Light-sequences (back to light)
The graphic shows sequences of lightprocesses. The white dots of space and the green dots of form (photon) share the same place. In this graphic the white dots are depicted a bit left from the green dots to show, that space flashes first and form follows. In this graphic the lightprocesses are animated by an ongoing animation, e.g. from a light-bulb. Therefore the processes overlap continually. Graphics with one-time animation, e.g. from a quantum leap of a single atom, are shown on the
next pages L1 - L7. There you can see, that each photon arises BIG BANG-like from the not-manifested potential and dissolves back immediately after its manifestation. This rapid dissolving animates the following photon to arise, which brings about a sequence of newly arisen photons, which is depicted here in the graphic. Photons in this sequence just appear and disappear flash-like, so that none of them has a chance to move forward.

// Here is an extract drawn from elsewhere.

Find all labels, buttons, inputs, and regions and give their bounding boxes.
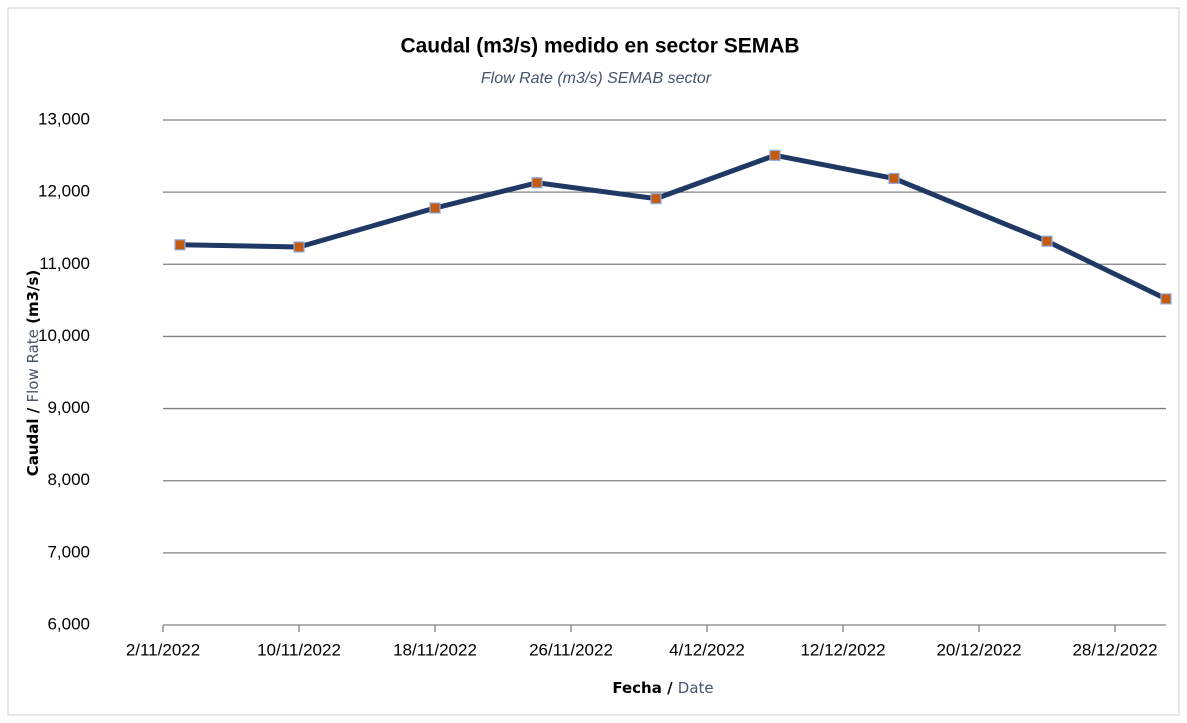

But if photons don´t travel forward, how could we then measure a velocity of light? In this quantum model the motion of light would result from the fact, that each new photon appears in a set distance from the place, where the preceding photon has disappeared. When all these new photons appear sequentially with a set distance to each other, it looks as if a light beam is moving. What we measure as the velocity of light is not the velocity of one photon moving, but the velocity, which results from the sequence of photons, which appear with distance to each other flashlike with the frequency of the respective light.
The graphic shows the sequence of photons in the medium air. All photons have the same distance to each other. The result will be a constant velocity of light. If the light beam then enters a body of glass, the distance must be shorter, because the velocity of light in glass is reduced. But how "knows" the photon, what distance to take. The information lies in wisdom of the not-manifested potential. And because photons arise Trillions of time per second as new photons from that source, the information is available always fresh for each photon. In that way light also "knows", that it has to take the longer distance again, when leaving the glass body, to immediately speed up in air as medium.